Nos meus primeiros pequenos passos em querer ser treinadora, o caminho se mostrou distante dos meus impulsos anteriores. Diferente de tudo que me aconteceu anteriormente, com Possibility Management me deparei com a pergunta: Do que estou querendo me salvar? De onde vem mesmo esse impulso de querer ser treinadora? Para quem estou tentando provar que eu consigo? A clareza do contexto, as perguntas perigosas, os feedbacks da minha equipe, as práticas com sentimentos me fizeram tocar na realidade. Não tinha como continuar querendo ser treinadora sem renunciar à minha fantasia.

O que tenho aprendido é que o impulso que eu tenho de querer me entregar as coisas que amo vem do meu Ser. Meu Ser anseia por se esbaldar de vida e radiância, e o que acontece em seguida é que meu impulso se mistura com minhas estratégias de sobrevivência, e o prazer vira pressão.

Descobri recentemente uma crença que eu tenho: a vida é para aquelas pessoas que estão evoluindo, quando a evolução acaba a morte chega. E evoluir para mim significa aprender ao máximo, me reinventar, ir para meu precipício e dar um passo no desconhecido. E eu tenho feito isso na minha vida, muitas vezes para me salvar da morte, para me salvar da falta de sentindo, me pressionando, me culpando e exigindo o máximo de mim.

Cresci numa família com muitas crianças e muitos problemas, eu não aprendi o que era ser vista, cresci sem saber qual era o meu valor, e decidi que ia provar aos meus pais que eu tinha valor. E é muitas vezes nesse ponto que meu prazer vira dever, e toda a radiância vai embora.
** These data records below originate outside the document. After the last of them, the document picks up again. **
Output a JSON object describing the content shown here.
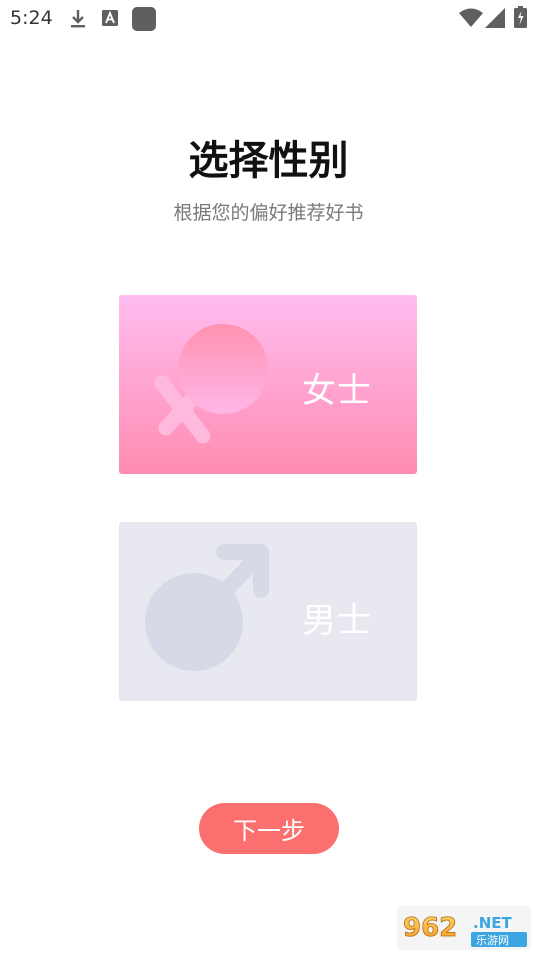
{
  "status_bar": {
    "time": "5:24",
    "left_icons": [
      "download-icon",
      "font-a-icon",
      "app-square-icon"
    ],
    "right_icons": [
      "wifi-icon",
      "signal-icon",
      "battery-icon"
    ]
  },
  "header": {
    "title": "选择性别",
    "subtitle": "根据您的偏好推荐好书"
  },
  "options": [
    {
      "label": "女士",
      "icon": "female-symbol-icon",
      "selected": true,
      "color_top": "#ffbdf0",
      "color_bottom": "#ff8cb1"
    },
    {
      "label": "男士",
      "icon": "male-symbol-icon",
      "selected": false,
      "color": "#e7e8f0"
    }
  ],
  "next_button": {
    "label": "下一步",
    "color": "#fc6f6f"
  },
  "watermark": {
    "text_top": "962.NET",
    "text_bottom": "乐游网"
  }
}
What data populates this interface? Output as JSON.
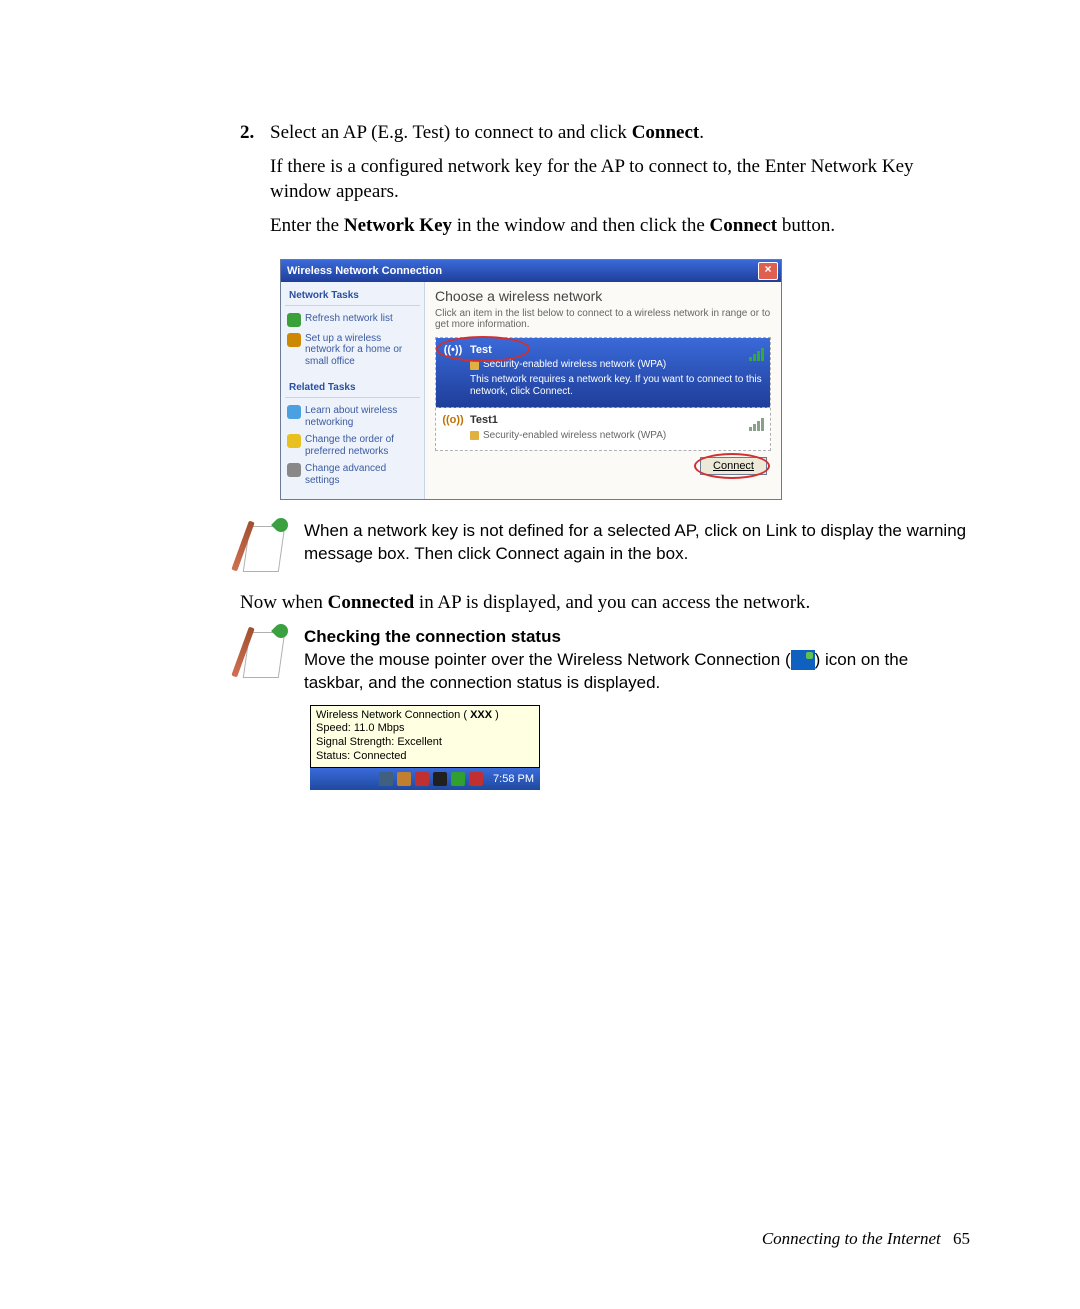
{
  "step": {
    "number": "2.",
    "line1_a": "Select an AP (E.g. Test) to connect to and click ",
    "line1_b": "Connect",
    "line1_c": ".",
    "para2": "If there is a configured network key for the AP to connect to, the Enter Network Key window appears.",
    "para3_a": "Enter the ",
    "para3_b": "Network Key",
    "para3_c": " in the window and then click the ",
    "para3_d": "Connect",
    "para3_e": " button."
  },
  "window": {
    "title": "Wireless Network Connection",
    "sidebar": {
      "tasks_header": "Network Tasks",
      "refresh": "Refresh network list",
      "setup": "Set up a wireless network for a home or small office",
      "related_header": "Related Tasks",
      "learn": "Learn about wireless networking",
      "order": "Change the order of preferred networks",
      "advanced": "Change advanced settings"
    },
    "main": {
      "heading": "Choose a wireless network",
      "subheading": "Click an item in the list below to connect to a wireless network in range or to get more information.",
      "item1": {
        "name": "Test",
        "type": "Security-enabled wireless network (WPA)",
        "hint": "This network requires a network key. If you want to connect to this network, click Connect."
      },
      "item2": {
        "name": "Test1",
        "type": "Security-enabled wireless network (WPA)"
      },
      "connect_label": "Connect"
    }
  },
  "note1": "When a network key is not defined for a selected AP, click on Link to display the warning message box. Then click Connect again in the box.",
  "para_connected_a": "Now when ",
  "para_connected_b": "Connected",
  "para_connected_c": " in AP is displayed, and you can access the network.",
  "note2": {
    "heading": "Checking the connection status",
    "text_a": "Move the mouse pointer over the Wireless Network Connection (",
    "text_b": ") icon on the taskbar, and the connection status is displayed."
  },
  "tooltip": {
    "line1_a": "Wireless Network Connection ( ",
    "line1_b": "XXX",
    "line1_c": " )",
    "line2": "Speed: 11.0 Mbps",
    "line3": "Signal Strength: Excellent",
    "line4": "Status: Connected",
    "time": "7:58 PM"
  },
  "footer": {
    "chapter": "Connecting to the Internet",
    "page": "65"
  }
}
Nos últimos tempos, desde que falei que queria ser treinadora, foi inevitável mudar muitas coisas na minha vida, terminei meu casamento, deixei todos os meus outros trabalhos com terapeuta e atriz em segundo plano. Virei spaceholder do Pm Brasil, sem saber o que isso significava, organizei treinamentos, fui para treinamentos no outro lado do mundo, estou aprendendo falar inglês e vim morar na Bridge-House Mulheres da Terra. Isso não é uma coisa que aconteceu apenas comigo. Eu moro com mulheres que também mudaram suas vidas, a cada encontro na cozinha, na mesa de trabalho ou numa caminhada até a praia, admiro a coragem e entrega delas, e isso é muito inspirador para mim.
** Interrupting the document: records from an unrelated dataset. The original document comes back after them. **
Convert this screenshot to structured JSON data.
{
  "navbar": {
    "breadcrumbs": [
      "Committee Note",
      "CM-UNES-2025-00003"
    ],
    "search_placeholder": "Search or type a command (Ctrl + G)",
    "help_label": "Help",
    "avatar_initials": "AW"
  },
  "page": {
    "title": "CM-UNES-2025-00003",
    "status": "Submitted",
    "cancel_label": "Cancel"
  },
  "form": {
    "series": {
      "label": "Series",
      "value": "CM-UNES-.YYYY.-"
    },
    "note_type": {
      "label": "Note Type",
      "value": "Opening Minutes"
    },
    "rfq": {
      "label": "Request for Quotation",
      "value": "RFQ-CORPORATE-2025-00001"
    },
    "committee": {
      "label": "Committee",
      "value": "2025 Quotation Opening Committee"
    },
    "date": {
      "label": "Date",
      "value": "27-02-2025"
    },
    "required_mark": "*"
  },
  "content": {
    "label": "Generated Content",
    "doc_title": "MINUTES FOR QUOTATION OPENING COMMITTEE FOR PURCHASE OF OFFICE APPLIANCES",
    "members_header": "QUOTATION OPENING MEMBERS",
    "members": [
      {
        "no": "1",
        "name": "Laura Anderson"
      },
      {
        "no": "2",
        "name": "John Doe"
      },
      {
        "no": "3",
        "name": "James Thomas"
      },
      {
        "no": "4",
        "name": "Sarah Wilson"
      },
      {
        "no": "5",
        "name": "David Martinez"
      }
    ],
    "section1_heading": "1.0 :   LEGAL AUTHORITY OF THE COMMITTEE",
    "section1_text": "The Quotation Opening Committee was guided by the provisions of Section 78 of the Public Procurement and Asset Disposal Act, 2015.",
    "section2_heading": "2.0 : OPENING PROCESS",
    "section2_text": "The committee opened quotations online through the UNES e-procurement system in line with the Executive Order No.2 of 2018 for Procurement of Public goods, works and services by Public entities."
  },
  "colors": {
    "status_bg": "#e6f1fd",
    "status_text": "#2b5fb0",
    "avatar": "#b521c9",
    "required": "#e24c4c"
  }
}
Mas eu sinto muito medo do porquê estou fazendo isso. Sinto medo de que o que me move é a parte de querer ser boa possibilitadora, a parte que ainda quer provar para meus pais que eu consigo, eu olho atenta a isso. Certa vez uma diretora de teatro me dirigindo me deu a seguinte instrução: “quando você estiver no palco, esteja interessada, não queira ser interessante, isso vai ser muito mais divertido para você.” Essa distinção me abriu muitas possibilidades naquela altura e ainda hoje. Agora me pergunto quando quero ser treinadora, qual parte minha eu vou deixar estar no comando? Meu ser interessado ou minha caixa querendo ser interessante?
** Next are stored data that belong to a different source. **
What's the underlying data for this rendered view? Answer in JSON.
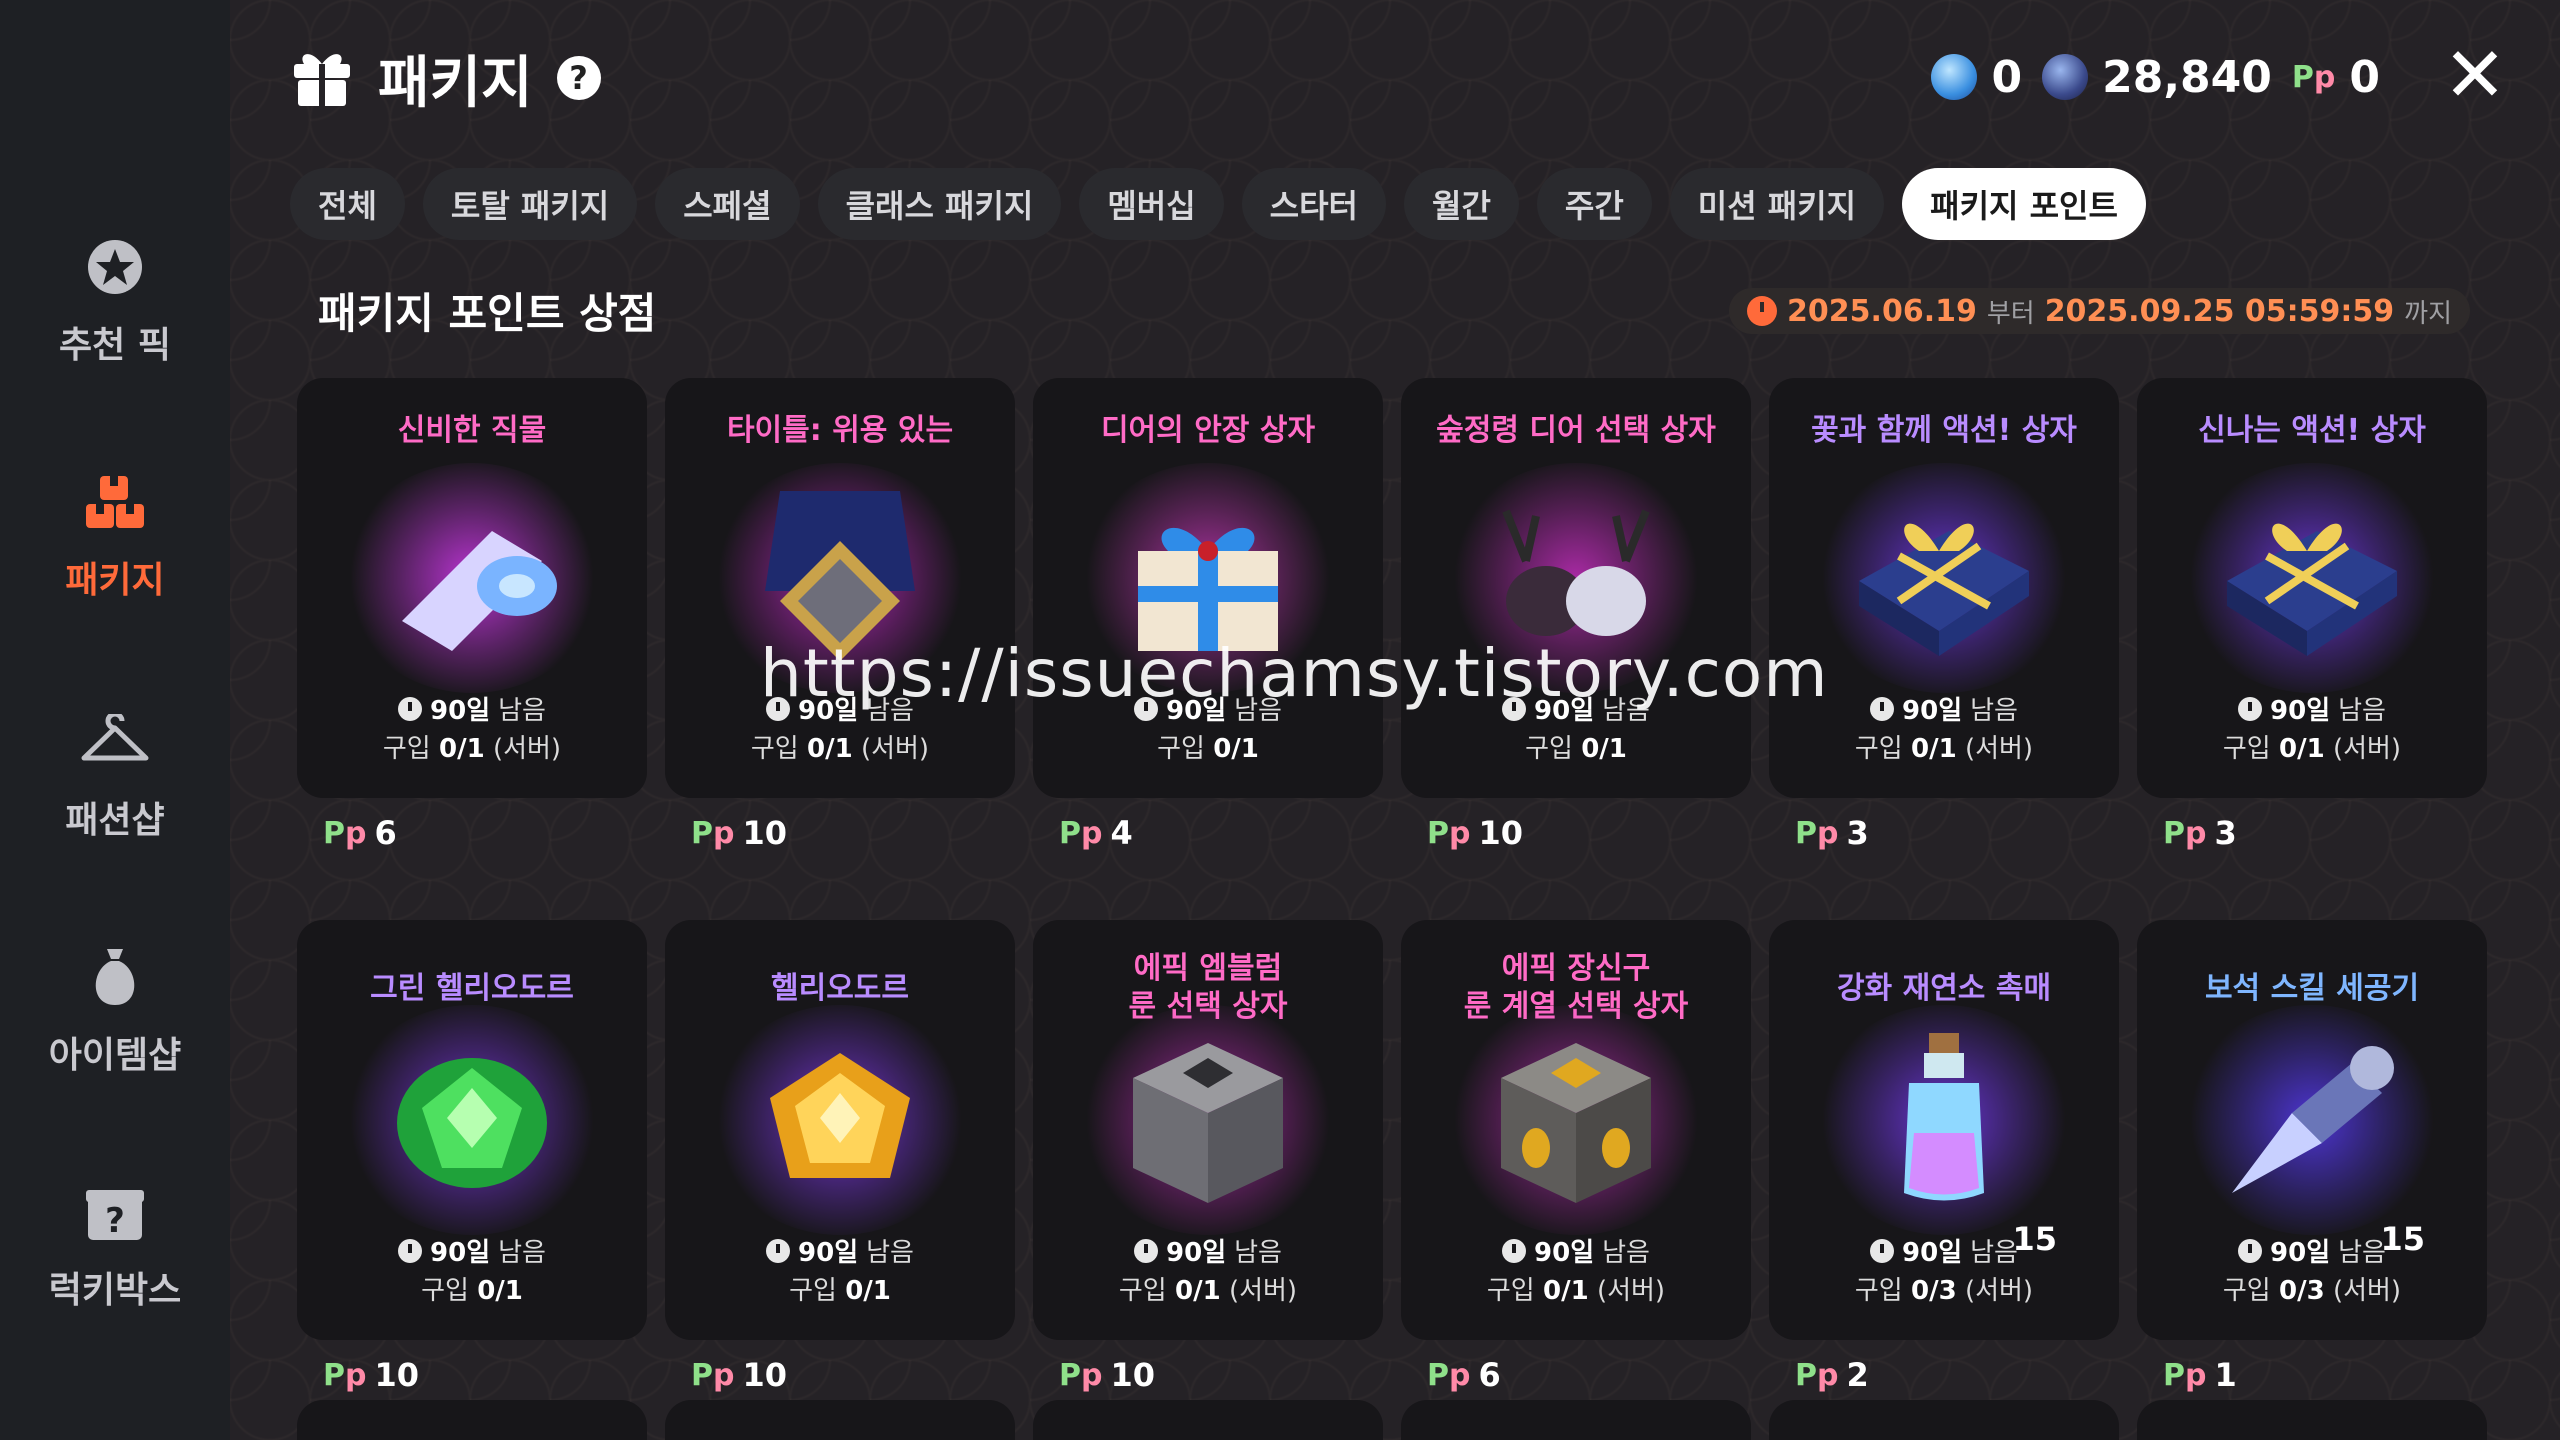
{
  "sidebar": {
    "items": [
      {
        "label": "추천 픽",
        "icon": "star-badge-icon",
        "active": false
      },
      {
        "label": "패키지",
        "icon": "package-boxes-icon",
        "active": true
      },
      {
        "label": "패션샵",
        "icon": "hanger-icon",
        "active": false
      },
      {
        "label": "아이템샵",
        "icon": "money-bag-icon",
        "active": false
      },
      {
        "label": "럭키박스",
        "icon": "lucky-box-icon",
        "active": false
      }
    ]
  },
  "header": {
    "title": "패키지",
    "help": "?",
    "close": "✕"
  },
  "currency": [
    {
      "icon": "blue-crystal-coin-icon",
      "value": "0"
    },
    {
      "icon": "dark-blue-coin-icon",
      "value": "28,840"
    },
    {
      "icon": "package-point-icon",
      "value": "0"
    }
  ],
  "tabs": [
    "전체",
    "토탈 패키지",
    "스페셜",
    "클래스 패키지",
    "멤버십",
    "스타터",
    "월간",
    "주간",
    "미션 패키지",
    "패키지 포인트"
  ],
  "active_tab": "패키지 포인트",
  "section": {
    "title": "패키지 포인트 상점",
    "period_start": "2025.06.19",
    "from_text": "부터",
    "period_end": "2025.09.25 05:59:59",
    "until_text": "까지"
  },
  "point_icon": "Pp",
  "products": [
    {
      "name": "신비한 직물",
      "remain": "90일",
      "remain_suffix": "남음",
      "buy_label": "구입",
      "buy_count": "0/1",
      "scope": "(서버)",
      "price": "6",
      "art": "scroll-icon",
      "glow": "#e13cff"
    },
    {
      "name": "타이틀: 위용 있는",
      "remain": "90일",
      "remain_suffix": "남음",
      "buy_label": "구입",
      "buy_count": "0/1",
      "scope": "(서버)",
      "price": "10",
      "art": "medal-icon",
      "glow": "#d22bd8"
    },
    {
      "name": "디어의 안장 상자",
      "remain": "90일",
      "remain_suffix": "남음",
      "buy_label": "구입",
      "buy_count": "0/1",
      "scope": "",
      "price": "4",
      "art": "gift-box-icon",
      "glow": "#d23ac4"
    },
    {
      "name": "숲정령 디어 선택 상자",
      "remain": "90일",
      "remain_suffix": "남음",
      "buy_label": "구입",
      "buy_count": "0/1",
      "scope": "",
      "price": "10",
      "art": "deer-icon",
      "glow": "#cc2fc6"
    },
    {
      "name": "꽃과 함께 액션! 상자",
      "remain": "90일",
      "remain_suffix": "남음",
      "buy_label": "구입",
      "buy_count": "0/1",
      "scope": "(서버)",
      "price": "3",
      "art": "navy-gift-icon",
      "glow": "#7b3cff"
    },
    {
      "name": "신나는 액션! 상자",
      "remain": "90일",
      "remain_suffix": "남음",
      "buy_label": "구입",
      "buy_count": "0/1",
      "scope": "(서버)",
      "price": "3",
      "art": "navy-gift-icon",
      "glow": "#7b3cff"
    },
    {
      "name": "그린 헬리오도르",
      "remain": "90일",
      "remain_suffix": "남음",
      "buy_label": "구입",
      "buy_count": "0/1",
      "scope": "",
      "price": "10",
      "art": "green-gem-icon",
      "glow": "#8a3cff"
    },
    {
      "name": "헬리오도르",
      "remain": "90일",
      "remain_suffix": "남음",
      "buy_label": "구입",
      "buy_count": "0/1",
      "scope": "",
      "price": "10",
      "art": "yellow-gem-icon",
      "glow": "#8a3cff"
    },
    {
      "name": "에픽 엠블럼\n룬 선택 상자",
      "remain": "90일",
      "remain_suffix": "남음",
      "buy_label": "구입",
      "buy_count": "0/1",
      "scope": "(서버)",
      "price": "10",
      "art": "stone-chest-icon",
      "glow": "#cc2fc6"
    },
    {
      "name": "에픽 장신구\n룬 계열 선택 상자",
      "remain": "90일",
      "remain_suffix": "남음",
      "buy_label": "구입",
      "buy_count": "0/1",
      "scope": "(서버)",
      "price": "6",
      "art": "gold-chest-icon",
      "glow": "#cc2fc6"
    },
    {
      "name": "강화 재연소 촉매",
      "remain": "90일",
      "remain_suffix": "남음",
      "buy_label": "구입",
      "buy_count": "0/3",
      "scope": "(서버)",
      "price": "2",
      "qty": "15",
      "art": "potion-bottle-icon",
      "glow": "#7b3cff"
    },
    {
      "name": "보석 스킬 세공기",
      "remain": "90일",
      "remain_suffix": "남음",
      "buy_label": "구입",
      "buy_count": "0/3",
      "scope": "(서버)",
      "price": "1",
      "qty": "15",
      "art": "crystal-drill-icon",
      "glow": "#5a3cff"
    }
  ],
  "watermark": "https://issuechamsy.tistory.com",
  "colors": {
    "accent": "#ff6a3a",
    "name_pink": "#ff6bc6",
    "name_violet": "#b98cff",
    "name_blue": "#7fb6ff"
  }
}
Essa última semana na Bridge-House foi de longe a mais desafiadora e com mais aprendizado para mim. Com a chegada de mais mulheres à casa, e com a volta da Vera do Quênia, experimentei as mais diversas emoções sobre não ter valor. Como disse acima eu cresci sem saber qual era o meu valor, e gastei e ainda gasto muita da minha energia querendo provar isso.

Recebi um feedback que partiu meu coração, o feedback foi sobre como eu estava me relacionando com as pessoas, descobri que estou mais sintonizada com minha caixa do que com o meu ser, que dou muito valor para a minha caixa e que isso me fazia caminhar na direção contrária de ser treinadora. O feedback foi muito mais elaborado, preciso e precioso do que isso que escrevo, tenho a sensação no meu corpo energético da conversa extraordinária e franca que tive, mas não consigo me lembrar muito mais do que essas palavras. Isso aconteceu porque depois de ouvir aquelas palavras fui para o quarto escuro que tenho dentro de mim, no Possibility Management chamamos de pântano. Nesse lugar eu senti culpa, vergonha, injustiçada. Ao mesmo tempo que sentia tudo isso lutava para não sentir, meu ego infantil lutava para parecer adulto e o resultado foi me fechar, me defender, me isolar.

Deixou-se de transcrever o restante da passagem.